In [5]:
# import necessary libraries
import numpy as np
import pandas as pd 
import seaborn as sns
import matplotlib.pyplot as plt
%matplotlib inline

In [6]:
power = pd.read_csv("https://archive.ics.uci.edu/ml/machine-learning-databases/00235/household_power_consumption.zip", sep = ';', header=0, low_memory=False,na_values = '?', parse_dates={"Datetime":['Date','Time']},index_col=["Datetime"])
power_data = power.copy()
power_data.head()

Unnamed: 0_level_0,Global_active_power,Global_reactive_power,Voltage,Global_intensity,Sub_metering_1,Sub_metering_2,Sub_metering_3
Datetime,Unnamed: 1_level_1,Unnamed: 2_level_1,Unnamed: 3_level_1,Unnamed: 4_level_1,Unnamed: 5_level_1,Unnamed: 6_level_1,Unnamed: 7_level_1
2006-12-16 17:24:00,4.216,0.418,234.84,18.4,0.0,1.0,17.0
2006-12-16 17:25:00,5.36,0.436,233.63,23.0,0.0,1.0,16.0
2006-12-16 17:26:00,5.374,0.498,233.29,23.0,0.0,2.0,17.0
2006-12-16 17:27:00,5.388,0.502,233.74,23.0,0.0,1.0,17.0
2006-12-16 17:28:00,3.666,0.528,235.68,15.8,0.0,1.0,17.0


In [8]:
power_data.replace({'?': np.nan},inplace=True)    #changing missing values with '?' to the NaN
power_data.isnull().sum()    #check NaN missing values

TypeError: ignored

In [None]:
# change columns with 'object' dtype to float
for column in power_data.select_dtypes(include=['object']).columns:
  if column != 'Time':
    power_data[[column]] = power_data[[column]].astype('float')

power_data.info()

In [None]:
#Filling missing data with respective column mean
power_data = power_data.fillna(power_data.mean())
power_data.isnull().sum()

In [None]:
#downsample data to daily data points
power_daily = power_data.resample('D').sum()
power_daily.info()

In [None]:
#plot of the daily global_active_power over time
plt.figure(figsize=(10,6))
plt.plot(power_daily.index, power_daily.Global_active_power, '--')
plt.grid()
plt.xlabel('Day')
plt.ylabel('G_A_P')

In [None]:
#Pearsons correlation between global active and reactive power
print(round(power_daily['Global_active_power'].corr(power_daily['Global_reactive_power']), 2))

In [None]:
#Pearsons correlation between Voltage and Global_intensity
print(round(power_daily['Global_intensity'].corr(power_daily['Voltage']), 2))

In [None]:
# reset index
power_daily = power_daily.reset_index()
power_daily.head()

In [None]:
# select columns for predictive model
model_data = power_daily[['Datetime', 'Global_active_power']]

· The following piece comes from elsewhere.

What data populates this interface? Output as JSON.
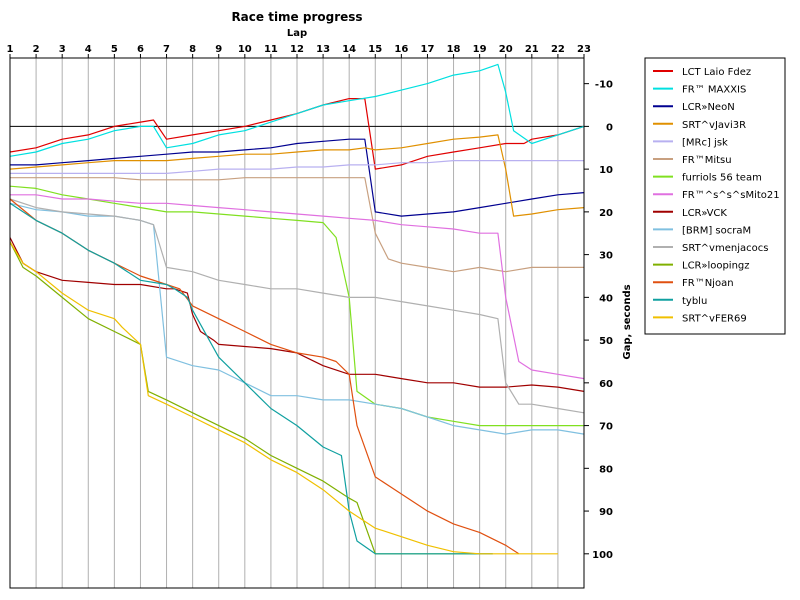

#rename columns to 'ds' and 'y' respectively
model_data = model_data.rename(columns={'Datetime':'ds', 'Global_active_power':'y'})

model_data.head()

In [None]:
# assign train and test data
train = model_data[:-365]
test = model_data[-365:]
print('train shape', train.shape)
print('test shape', test.shape)

In [None]:
# fit train data to Fbprophet model
from fbprophet import Prophet
model = Prophet()
model.fit(train)

In [None]:
# predict for the next 365 days
#future = model.make_future_dataframe(periods=365, freq='D') 
forecast = model.predict(test) 
forecast.head()

In [None]:
#yhat is the prediction while yhat_lower and yhat_upper are the upper and lower boundaries
forecast[['ds', 'yhat', 'yhat_lower', 'yhat_upper', 'trend', 'trend_lower', 'trend_upper']]

In [None]:
mape = np.mean(np.abs(np.array(test['y']) - np.array(forecast.yhat[-365:]))/ np.array(test['y'])) *100
 
from sklearn.metrics import mean_squared_error
rmse = np.sqrt(mean_squared_error(np.array(test['y']),np.array(forecast['yhat'])))
 
print('mean_absolute_percentage_error', round(mape,2))
print('root mean_squared_error', round(rmse,2))

In [None]:
from fbprophet.plot import plot_yearly
plot_yearly(model)

In [None]:
 multi_model = power_daily.rename(columns = {'Datetime':'ds','Global_active_power':'y',
                                           'Global_reactive_power':'add1','Voltage':'add2',
                                           'Global_intensity':'add3','Sub_metering_1':'add4',
                                          'Sub_metering_2':'add5','Sub_metering_3':'add6'})
multi_model.head()

In [None]:
# assign train and test data
train2 = multi_model[:-365]
test2 = multi_model[-365:]
print('train shape', train2.shape)
print('test shape', test2.shape)

In [None]:
 #creat multivariate model
model2 = Prophet()
model2.add_regressor('add1')
model2.add_regressor('add2')
model2.add_regressor('add3')
model2.add_regressor('add4')
model2.add_regressor('add5')
model2.add_regressor('add6')

In [None]:
 
model2.fit(train2)
 
forecast2 = model2.predict(test2)

In [None]:
forecast2

In [None]:
 
#calculating mean absolute percentage error
mape2 = np.mean(np.abs(np.array(test2['y']) -np.array(forecast2['yhat']))/ np.array(test2['y'])) *100
round(mape2,2)

In [None]:
 
#calculate rmse
rmse2 = np.sqrt(mean_squared_error(np.array(test2['y']),np.array(forecast2['yhat'])))
round(rmse2,2)

In [None]:
 
# visualize each components (trends, monthly)
from fbprophet.plot import plot_weekly
plot_weekly(model2)